You can't, in any reasonable non-crazy way. I guess you could find the class name and the module, and then for each class name verify that it exist in the module, and if not, go through all classes that does exist in the module in a hierarchical way until you find it.
But since there is no reason to ever have class hierarchy like that, it's a non-problem. :-)
Also, I know you don't want to hear this at this point in your work, but:
Cross-platform serialization is an interesting subject, but doing it with objects like this is unlikely to be very useful, as the target system must have the exact same object hierarchy installed. You must therefore have two systems written in two different languages that are exactly equivalent. That's almost impossible and likely to not be worth the trouble.
You would for example not be able to use any object from Pythons standard library, as those don't exist in Ruby. The end result is that you must make your own object hierarchy that in the end use only basic types like strings and numbers. And in that case, your objects have just become containment for basic primitives, and then you can just as well serialize everything with JSON or XML anyway.

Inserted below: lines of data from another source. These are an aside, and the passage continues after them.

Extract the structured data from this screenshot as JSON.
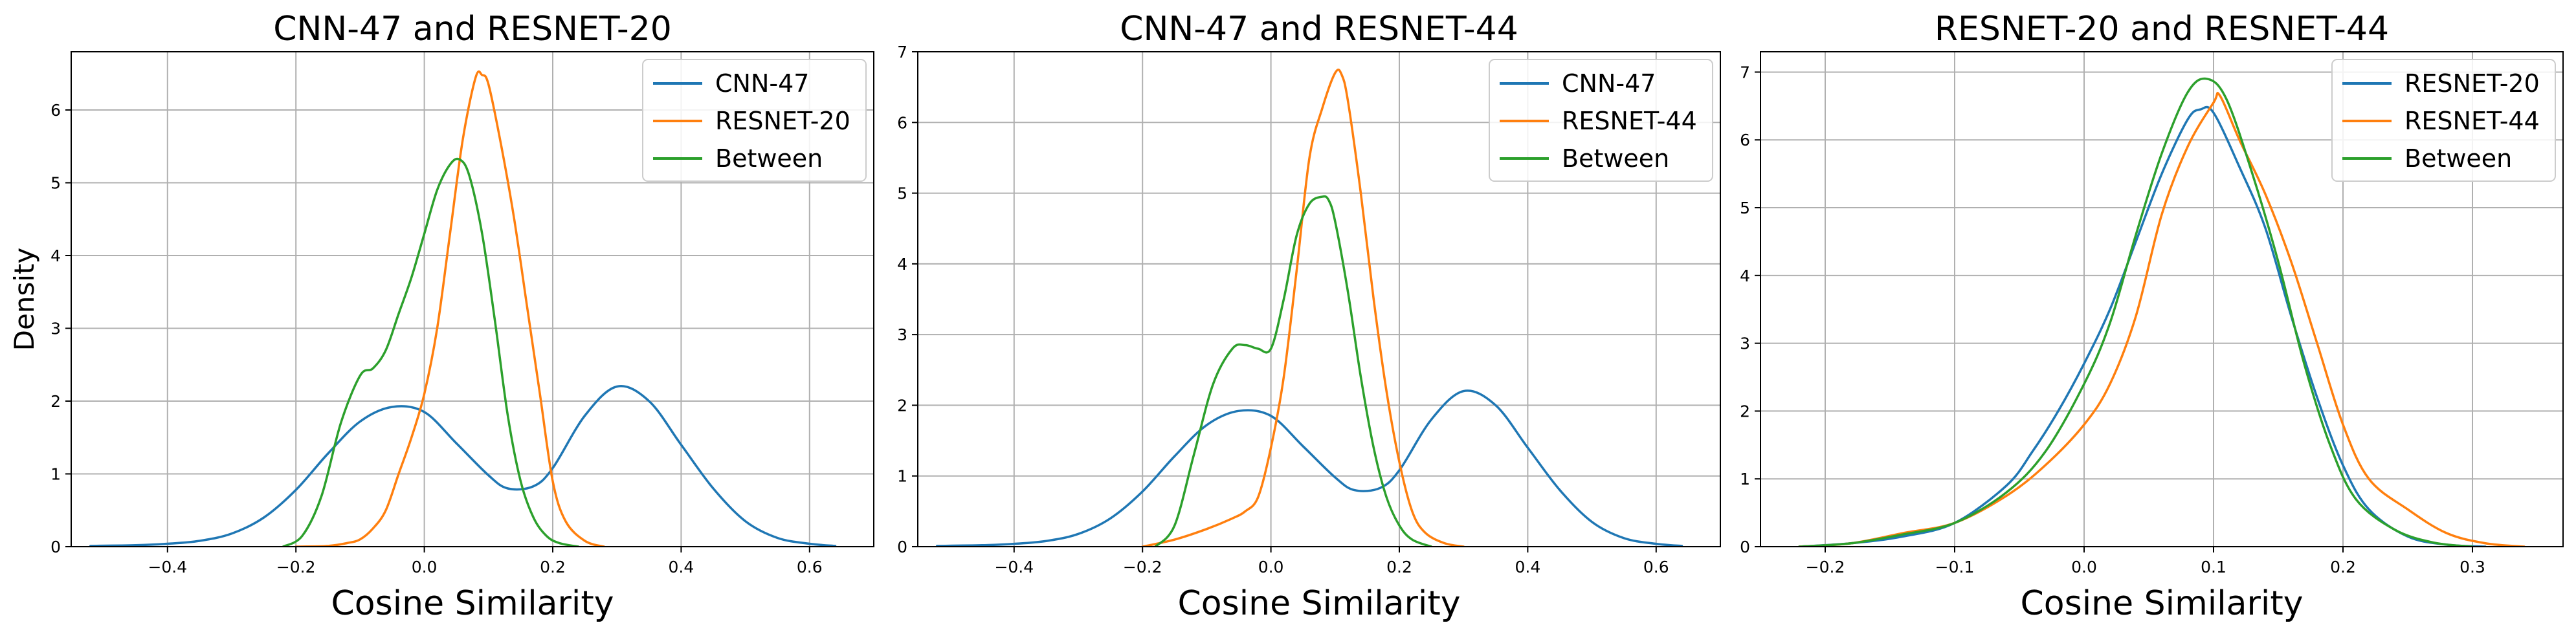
{
  "chart_data": [
    {
      "type": "line",
      "title": "CNN-47 and RESNET-20",
      "xlabel": "Cosine Similarity",
      "ylabel": "Density",
      "xlim": [
        -0.55,
        0.7
      ],
      "ylim": [
        0,
        6.8
      ],
      "xticks": [
        -0.4,
        -0.2,
        0.0,
        0.2,
        0.4,
        0.6
      ],
      "xtick_labels": [
        "−0.4",
        "−0.2",
        "0.0",
        "0.2",
        "0.4",
        "0.6"
      ],
      "yticks": [
        0,
        1,
        2,
        3,
        4,
        5,
        6
      ],
      "ytick_labels": [
        "0",
        "1",
        "2",
        "3",
        "4",
        "5",
        "6"
      ],
      "grid": true,
      "legend_position": "top-right",
      "series": [
        {
          "name": "CNN-47",
          "color": "#1f77b4",
          "x": [
            -0.52,
            -0.45,
            -0.4,
            -0.35,
            -0.3,
            -0.25,
            -0.2,
            -0.15,
            -0.1,
            -0.05,
            0.0,
            0.05,
            0.1,
            0.13,
            0.17,
            0.2,
            0.25,
            0.3,
            0.35,
            0.4,
            0.45,
            0.5,
            0.55,
            0.6,
            0.64
          ],
          "y": [
            0.01,
            0.02,
            0.04,
            0.08,
            0.18,
            0.4,
            0.78,
            1.28,
            1.72,
            1.92,
            1.85,
            1.42,
            0.98,
            0.8,
            0.83,
            1.08,
            1.8,
            2.2,
            2.0,
            1.4,
            0.8,
            0.35,
            0.12,
            0.04,
            0.01
          ]
        },
        {
          "name": "RESNET-20",
          "color": "#ff7f0e",
          "x": [
            -0.2,
            -0.15,
            -0.12,
            -0.1,
            -0.08,
            -0.06,
            -0.04,
            -0.02,
            0.0,
            0.02,
            0.04,
            0.06,
            0.08,
            0.09,
            0.1,
            0.12,
            0.14,
            0.16,
            0.18,
            0.2,
            0.22,
            0.25,
            0.28
          ],
          "y": [
            0.0,
            0.01,
            0.05,
            0.1,
            0.25,
            0.5,
            1.0,
            1.5,
            2.1,
            3.0,
            4.3,
            5.6,
            6.45,
            6.48,
            6.35,
            5.5,
            4.5,
            3.3,
            2.1,
            0.9,
            0.35,
            0.08,
            0.0
          ]
        },
        {
          "name": "Between",
          "color": "#2ca02c",
          "x": [
            -0.22,
            -0.19,
            -0.16,
            -0.13,
            -0.1,
            -0.08,
            -0.06,
            -0.04,
            -0.02,
            0.0,
            0.02,
            0.04,
            0.055,
            0.07,
            0.09,
            0.11,
            0.13,
            0.15,
            0.17,
            0.19,
            0.21,
            0.24
          ],
          "y": [
            0.0,
            0.15,
            0.7,
            1.7,
            2.35,
            2.45,
            2.7,
            3.2,
            3.7,
            4.3,
            4.9,
            5.25,
            5.32,
            5.1,
            4.3,
            3.1,
            1.8,
            0.9,
            0.4,
            0.15,
            0.05,
            0.0
          ]
        }
      ]
    },
    {
      "type": "line",
      "title": "CNN-47 and RESNET-44",
      "xlabel": "Cosine Similarity",
      "ylabel": "",
      "xlim": [
        -0.55,
        0.7
      ],
      "ylim": [
        0,
        7.0
      ],
      "xticks": [
        -0.4,
        -0.2,
        0.0,
        0.2,
        0.4,
        0.6
      ],
      "xtick_labels": [
        "−0.4",
        "−0.2",
        "0.0",
        "0.2",
        "0.4",
        "0.6"
      ],
      "yticks": [
        0,
        1,
        2,
        3,
        4,
        5,
        6,
        7
      ],
      "ytick_labels": [
        "0",
        "1",
        "2",
        "3",
        "4",
        "5",
        "6",
        "7"
      ],
      "grid": true,
      "legend_position": "top-right",
      "series": [
        {
          "name": "CNN-47",
          "color": "#1f77b4",
          "x": [
            -0.52,
            -0.45,
            -0.4,
            -0.35,
            -0.3,
            -0.25,
            -0.2,
            -0.15,
            -0.1,
            -0.05,
            0.0,
            0.05,
            0.1,
            0.13,
            0.17,
            0.2,
            0.25,
            0.3,
            0.35,
            0.4,
            0.45,
            0.5,
            0.55,
            0.6,
            0.64
          ],
          "y": [
            0.01,
            0.02,
            0.04,
            0.08,
            0.18,
            0.4,
            0.78,
            1.28,
            1.72,
            1.92,
            1.85,
            1.42,
            0.98,
            0.8,
            0.83,
            1.08,
            1.8,
            2.2,
            2.0,
            1.4,
            0.8,
            0.35,
            0.12,
            0.04,
            0.01
          ]
        },
        {
          "name": "RESNET-44",
          "color": "#ff7f0e",
          "x": [
            -0.2,
            -0.15,
            -0.1,
            -0.06,
            -0.04,
            -0.02,
            0.0,
            0.02,
            0.04,
            0.06,
            0.08,
            0.1,
            0.11,
            0.12,
            0.14,
            0.16,
            0.18,
            0.2,
            0.22,
            0.24,
            0.27,
            0.3
          ],
          "y": [
            0.0,
            0.1,
            0.25,
            0.4,
            0.5,
            0.7,
            1.4,
            2.4,
            3.9,
            5.5,
            6.2,
            6.7,
            6.68,
            6.3,
            5.0,
            3.5,
            2.2,
            1.2,
            0.5,
            0.2,
            0.05,
            0.0
          ]
        },
        {
          "name": "Between",
          "color": "#2ca02c",
          "x": [
            -0.18,
            -0.15,
            -0.12,
            -0.09,
            -0.06,
            -0.04,
            -0.02,
            0.0,
            0.02,
            0.04,
            0.06,
            0.08,
            0.09,
            0.1,
            0.12,
            0.14,
            0.16,
            0.18,
            0.2,
            0.22,
            0.25
          ],
          "y": [
            0.0,
            0.3,
            1.3,
            2.3,
            2.8,
            2.85,
            2.8,
            2.8,
            3.5,
            4.4,
            4.85,
            4.95,
            4.9,
            4.6,
            3.6,
            2.4,
            1.4,
            0.7,
            0.3,
            0.1,
            0.0
          ]
        }
      ]
    },
    {
      "type": "line",
      "title": "RESNET-20 and RESNET-44",
      "xlabel": "Cosine Similarity",
      "ylabel": "",
      "xlim": [
        -0.25,
        0.37
      ],
      "ylim": [
        0,
        7.3
      ],
      "xticks": [
        -0.2,
        -0.1,
        0.0,
        0.1,
        0.2,
        0.3
      ],
      "xtick_labels": [
        "−0.2",
        "−0.1",
        "0.0",
        "0.1",
        "0.2",
        "0.3"
      ],
      "yticks": [
        0,
        1,
        2,
        3,
        4,
        5,
        6,
        7
      ],
      "ytick_labels": [
        "0",
        "1",
        "2",
        "3",
        "4",
        "5",
        "6",
        "7"
      ],
      "grid": true,
      "legend_position": "top-right",
      "series": [
        {
          "name": "RESNET-20",
          "color": "#1f77b4",
          "x": [
            -0.22,
            -0.18,
            -0.14,
            -0.1,
            -0.06,
            -0.04,
            -0.02,
            0.0,
            0.02,
            0.04,
            0.06,
            0.08,
            0.09,
            0.1,
            0.12,
            0.14,
            0.16,
            0.18,
            0.2,
            0.22,
            0.25,
            0.28,
            0.31
          ],
          "y": [
            0.0,
            0.05,
            0.15,
            0.35,
            0.9,
            1.4,
            2.0,
            2.7,
            3.5,
            4.5,
            5.5,
            6.3,
            6.45,
            6.4,
            5.6,
            4.7,
            3.4,
            2.2,
            1.2,
            0.55,
            0.15,
            0.03,
            0.0
          ]
        },
        {
          "name": "RESNET-44",
          "color": "#ff7f0e",
          "x": [
            -0.22,
            -0.18,
            -0.14,
            -0.1,
            -0.06,
            -0.03,
            0.0,
            0.02,
            0.04,
            0.06,
            0.08,
            0.1,
            0.105,
            0.12,
            0.14,
            0.16,
            0.18,
            0.2,
            0.22,
            0.25,
            0.28,
            0.31,
            0.34
          ],
          "y": [
            0.0,
            0.05,
            0.2,
            0.35,
            0.75,
            1.2,
            1.8,
            2.4,
            3.4,
            4.9,
            5.9,
            6.55,
            6.65,
            6.0,
            5.2,
            4.2,
            3.0,
            1.8,
            1.0,
            0.55,
            0.2,
            0.05,
            0.0
          ]
        },
        {
          "name": "Between",
          "color": "#2ca02c",
          "x": [
            -0.22,
            -0.18,
            -0.14,
            -0.1,
            -0.06,
            -0.03,
            0.0,
            0.02,
            0.04,
            0.06,
            0.08,
            0.095,
            0.11,
            0.13,
            0.15,
            0.17,
            0.19,
            0.21,
            0.24,
            0.27,
            0.3
          ],
          "y": [
            0.0,
            0.05,
            0.18,
            0.35,
            0.8,
            1.4,
            2.4,
            3.3,
            4.6,
            5.8,
            6.7,
            6.9,
            6.6,
            5.5,
            4.2,
            2.7,
            1.5,
            0.7,
            0.25,
            0.06,
            0.0
          ]
        }
      ]
    }
  ]
}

不要。标准库已经包含一个。实际上,根据您的计算方式,它至少包括两个(
pickle
和shelve
)。Don't. The standard library already includes one. Depending on how you count, actually, it includes at least two (
pickle
andshelve
).有两种方法可以做到这一点。
解决方案 1
第一个解决方案通过垃圾收集器。
这是代码:
算法:
__module__
的类字典,解决方案 2
使用源文件。使用检查来获取类的行并向上扫描嵌套它的新类。
注意:我不知道 python 2 中没有干净的方法,但 python 3 提供了一种。
There are two ways of doing this.
Solution 1
The first one goes via the garbage-collector.
this is the code:
Algorithm:
__module__
as CSolution 2
use the source file. use inspect to get the lines of the class and scan upwards for new classes that nest it.
Note: I know no clean way in python 2, but python 3 provides one.